Martin Luther King, Jr.’s 1966 reflections on the race riots of the mid-1960s apply well to the “Say His Name” uprising of 2020. “A riot,”King said, “is the language of the unheard… America has failed to hear… [that] the economic plight of the Negro poor has worsened over the last few years.”
Black riots are crimes – enabled by white looting
Do black rioters and looters in the streets (understood so differently from Trump and other looters in the suites) disrespect the law, as their white critics charge? Yes, King said on national Canadian radio in 1967, adding that rioters’ transgressions were “derivative crimes… born of the greater crimes of the… policy-makers of the white society,” who “created discrimination… created slums [and] perpetuate unemployment, ignorance, and poverty… The white man,” King elaborated, “does not abide by law in the ghetto. Day in and day out he violates welfare laws to deprive the poor of their meager allotments; he flagrantly violates building codes and regulations; his police make a mockery of law; he violates laws on equal employment and education and the provision of public services. The slums are a handiwork of a vicious system of the white society.”

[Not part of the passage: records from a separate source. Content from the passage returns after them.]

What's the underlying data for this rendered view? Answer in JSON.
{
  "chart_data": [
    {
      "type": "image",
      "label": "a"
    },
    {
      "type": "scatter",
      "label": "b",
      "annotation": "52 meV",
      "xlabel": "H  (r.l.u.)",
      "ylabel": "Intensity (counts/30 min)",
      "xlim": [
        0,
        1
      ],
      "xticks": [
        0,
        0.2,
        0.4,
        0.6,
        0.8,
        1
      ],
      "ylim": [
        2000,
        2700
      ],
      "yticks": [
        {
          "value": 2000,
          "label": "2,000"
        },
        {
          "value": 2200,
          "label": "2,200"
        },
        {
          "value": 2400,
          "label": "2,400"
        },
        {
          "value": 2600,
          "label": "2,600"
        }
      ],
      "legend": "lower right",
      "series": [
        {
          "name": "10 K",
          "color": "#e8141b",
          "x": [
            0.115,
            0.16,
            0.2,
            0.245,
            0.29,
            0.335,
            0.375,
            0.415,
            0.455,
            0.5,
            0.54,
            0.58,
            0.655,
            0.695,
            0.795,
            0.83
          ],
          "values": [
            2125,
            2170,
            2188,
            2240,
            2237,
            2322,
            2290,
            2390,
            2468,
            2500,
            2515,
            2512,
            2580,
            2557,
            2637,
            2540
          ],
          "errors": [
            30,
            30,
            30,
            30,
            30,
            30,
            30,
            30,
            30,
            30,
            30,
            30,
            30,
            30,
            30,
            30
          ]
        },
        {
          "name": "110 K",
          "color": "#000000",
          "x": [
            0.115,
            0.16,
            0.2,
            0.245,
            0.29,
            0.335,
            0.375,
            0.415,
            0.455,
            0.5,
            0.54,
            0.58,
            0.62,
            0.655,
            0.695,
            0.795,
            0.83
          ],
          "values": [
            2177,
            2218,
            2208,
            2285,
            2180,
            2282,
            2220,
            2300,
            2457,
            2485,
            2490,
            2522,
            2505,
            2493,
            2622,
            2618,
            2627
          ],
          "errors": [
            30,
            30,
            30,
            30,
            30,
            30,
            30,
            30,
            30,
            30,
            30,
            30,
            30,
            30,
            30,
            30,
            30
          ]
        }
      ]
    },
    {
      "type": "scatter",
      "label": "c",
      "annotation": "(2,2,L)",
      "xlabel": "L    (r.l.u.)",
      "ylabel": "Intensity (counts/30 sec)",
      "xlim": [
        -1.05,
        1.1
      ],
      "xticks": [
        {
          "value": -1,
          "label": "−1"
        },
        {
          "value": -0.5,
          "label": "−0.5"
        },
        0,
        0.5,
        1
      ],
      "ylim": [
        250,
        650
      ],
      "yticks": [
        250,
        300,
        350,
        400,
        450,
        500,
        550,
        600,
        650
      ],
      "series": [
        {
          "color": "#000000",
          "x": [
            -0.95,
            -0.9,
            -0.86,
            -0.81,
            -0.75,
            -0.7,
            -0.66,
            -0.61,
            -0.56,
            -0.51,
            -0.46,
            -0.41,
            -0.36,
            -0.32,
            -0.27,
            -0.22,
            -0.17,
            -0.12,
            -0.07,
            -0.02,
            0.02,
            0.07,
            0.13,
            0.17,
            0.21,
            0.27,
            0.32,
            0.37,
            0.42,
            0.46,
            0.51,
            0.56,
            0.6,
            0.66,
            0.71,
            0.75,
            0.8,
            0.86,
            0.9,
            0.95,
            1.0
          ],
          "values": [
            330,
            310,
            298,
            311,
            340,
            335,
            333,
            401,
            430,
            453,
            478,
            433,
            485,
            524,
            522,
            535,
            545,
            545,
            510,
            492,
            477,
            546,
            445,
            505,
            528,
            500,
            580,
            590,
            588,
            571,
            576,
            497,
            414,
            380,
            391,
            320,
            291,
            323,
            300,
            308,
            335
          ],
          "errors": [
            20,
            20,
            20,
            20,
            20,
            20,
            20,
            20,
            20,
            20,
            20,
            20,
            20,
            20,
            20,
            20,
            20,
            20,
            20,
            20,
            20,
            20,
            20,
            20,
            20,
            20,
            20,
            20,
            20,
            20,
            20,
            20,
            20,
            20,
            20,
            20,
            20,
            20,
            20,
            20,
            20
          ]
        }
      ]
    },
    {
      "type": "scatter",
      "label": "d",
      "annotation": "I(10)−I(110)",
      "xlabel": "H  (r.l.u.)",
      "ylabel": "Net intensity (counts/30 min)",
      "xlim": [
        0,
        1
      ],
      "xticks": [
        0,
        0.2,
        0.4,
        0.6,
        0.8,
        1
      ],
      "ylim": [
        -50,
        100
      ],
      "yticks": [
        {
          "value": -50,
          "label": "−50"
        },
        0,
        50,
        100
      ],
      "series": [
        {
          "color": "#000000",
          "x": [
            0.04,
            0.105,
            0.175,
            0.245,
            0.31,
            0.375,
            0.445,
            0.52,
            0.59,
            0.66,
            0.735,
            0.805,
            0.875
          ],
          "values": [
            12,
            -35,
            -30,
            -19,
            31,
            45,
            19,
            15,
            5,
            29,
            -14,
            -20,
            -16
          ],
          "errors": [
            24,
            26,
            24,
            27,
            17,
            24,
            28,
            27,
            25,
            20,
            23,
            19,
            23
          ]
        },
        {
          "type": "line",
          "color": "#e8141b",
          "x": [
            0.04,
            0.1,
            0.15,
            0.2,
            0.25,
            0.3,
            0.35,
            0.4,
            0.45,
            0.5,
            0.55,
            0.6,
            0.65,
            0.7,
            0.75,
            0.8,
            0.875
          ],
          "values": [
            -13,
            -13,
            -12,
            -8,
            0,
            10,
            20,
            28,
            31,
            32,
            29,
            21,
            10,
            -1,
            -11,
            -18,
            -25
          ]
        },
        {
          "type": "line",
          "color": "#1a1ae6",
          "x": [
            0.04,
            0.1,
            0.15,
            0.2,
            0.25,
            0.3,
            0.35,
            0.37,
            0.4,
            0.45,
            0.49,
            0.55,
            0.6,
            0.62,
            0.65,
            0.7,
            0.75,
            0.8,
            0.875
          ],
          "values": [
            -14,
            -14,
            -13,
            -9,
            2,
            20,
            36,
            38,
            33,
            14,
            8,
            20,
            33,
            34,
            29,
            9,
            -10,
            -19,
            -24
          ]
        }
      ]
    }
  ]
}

Did the rioters engage in violence? Yes, King said in 1967, noting that their aggression was “to a startling degree… focused against property rather than against people.” King observed that “property represents the white power structure, which [the rioters] were [understandably] attacking and trying to destroy.” Against those who held property “sacred,” King argued that “Property is intended to serve life, and no matter how much we surround with rights and respect, it has no personal being.”

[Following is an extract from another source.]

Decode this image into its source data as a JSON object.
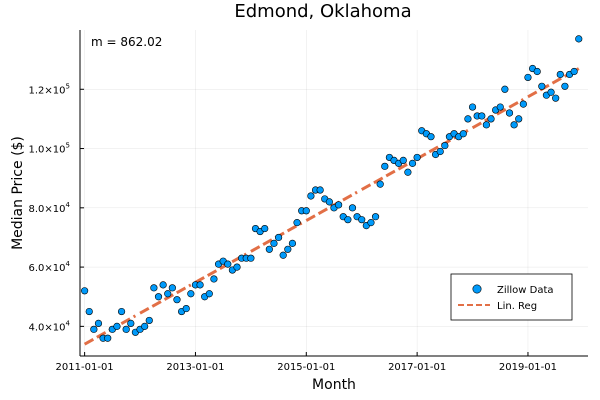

Americans who reflexively condemn the “looting” and property violence on display in Minneapolis, Columbus, and elsewhere would do well to reflect on Dr. King’s judgement more than half a century later. The destruction of a window or building and the appropriation without purchase of household goods are minor crimes compared to the killing of human beings and the penning up of millions of people of color in ghettos and prisons where poverty, joblessness, and ill-health are rife, and where a deadly pandemic spreads disease and economic misery with extraordinary ferocity.
“The robbery we should concern ourselves with,”writes William C. Anderson, “is the theft perpetrated by a system that creates desperation where people in need have to go and take for themselves what should be a guaranteed right.”
Property is not more important than black life. Neither is the law.